Bringing Jesus his Fish and Chips

From Rev David Tannock, Chaplain, Wellington Hospital

The chaplaincy team at Wellington Hospital includes two full-time chaplains, two half-time chaplains, and a team of 16 voluntary assistants. The team covers most of the commonest Christian churches, but there are a large number of smaller faith communities in Wellington not represented on the team. So we have a list of on-call people from all the faith communities we have been able to identify, Christian and non-Christian.

The experience of being a hospital patient impacts on people’s spirituality regardless of creed. When patients come into hospital, they come in as complete human beings and it is their whole being which is involved. We are not tractors which can come into the mechanic’s garage, have some new parts put in and a bit of attention to the old ones, then go out again.

A large proportion of patients, as in western society generally, have no religious practices or beliefs. But these people often have a strong spirituality, and in hospital they can be confronted by huge needs. They may be a young couple facing the withdrawal of life support from a new-born baby, a mother who has a family to care for, or an older person knowing they face the imminence of death.

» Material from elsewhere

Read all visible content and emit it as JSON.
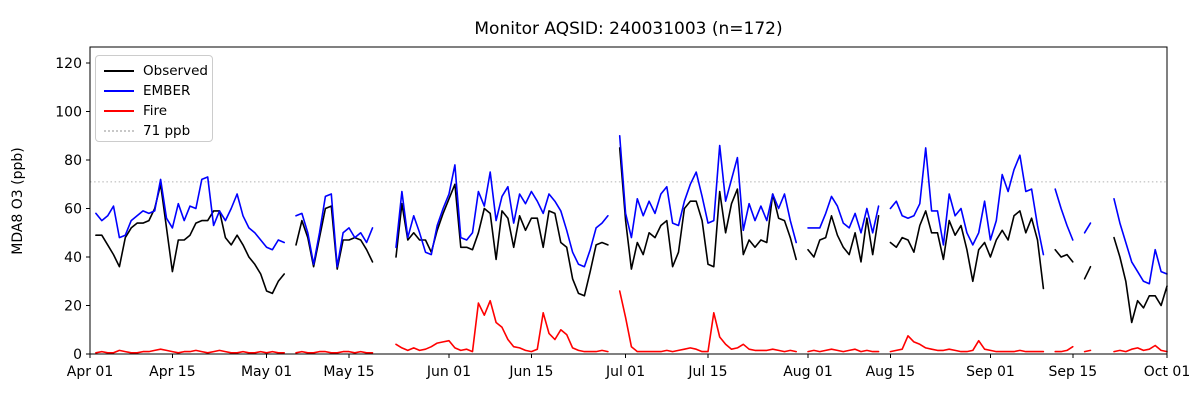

The most important thing a chaplain can do is listen. A lot of our time is spent just going around from patient to patient, talking about all manner of things. In this way, we establish contact with people and learn about them. Patients are also making decisions about whether the chaplain can be trusted. People will never entrust themselves at any deep level to someone unknown and untested. There are many people with whom we chaplains become involved on a surface level. Then the relationship develops and the patient talks about the deeper things going on. This pattern happens time and again.

Times of letting go are very important. The traditional prayers at the time of death have evolved over a long period of time and reflect the universality of the experience of death. They are also flexible enough to express the particularities of this unique death. In the face of death, it is the ritual of prayers and other actions which help both patient and family to move forward and find healing. Often these rituals are traditional things, like baptism, anointing, and communion. I recall a case in which the really important ritual the family needed to have at the particular time of loss was a marriage. People who do not have a traditional faith also want important moments to be marked with dignity – the withdrawal of life-support from a patient is not just a technological process. Marking the moment with dignity usually requires a prayer and often requires a ritual.

Having a chaplain present in the hospital knowing the system and on-site to get to know the patients as well as possible in what is often a very short time, is essential to making important rituals like these happen at the right times. These are a fundamental part of the healing process.

One day one of our voluntary assistants, who worked in the orthopedic ward, was making her rounds when she came across a patient who was very hungry and desperately wanted some fish and chips. He was so insistent that she went off and bought some. As she was carrying them back she wondered if she should really be doing this, but contented herself with the thought that she “was bringing Jesus his fish and chips”. This expresses the basic spirituality of chaplaincy work – in visiting patients or staff we are visiting Jesus; each person is can incarnation of the divine. So every time we visit someone we are standing on holy ground. It is our task to be there and to accompany each person on his or her journey.

Occasionally people ask us if we have saved anyone, or been involved in any miracles. For me, that is not what we are about. Instead, we seek to understand God’s agenda and discover the peace which comes from following it.

Everything the hospital chaplain does is done within the full glare of an incredibly accomplished and very able group of health professionals. There are no secrets in a hospital and the chaplain has none of the props which the parish clergy can call upon. Pastoral and spiritual care is given in a context in which they have to take their place as one discipline among others, contributing to healing the whole person.

When pastoral and spiritual care show they can contribute then hospital chaplaincy becomes an effective and important part of the Church’s overall mission. It helps the Church itself to learn and demonstrate the difficult art of existing and contributing constructively to and within a secular environment. It is emphatically part of the Church’s mission in the world.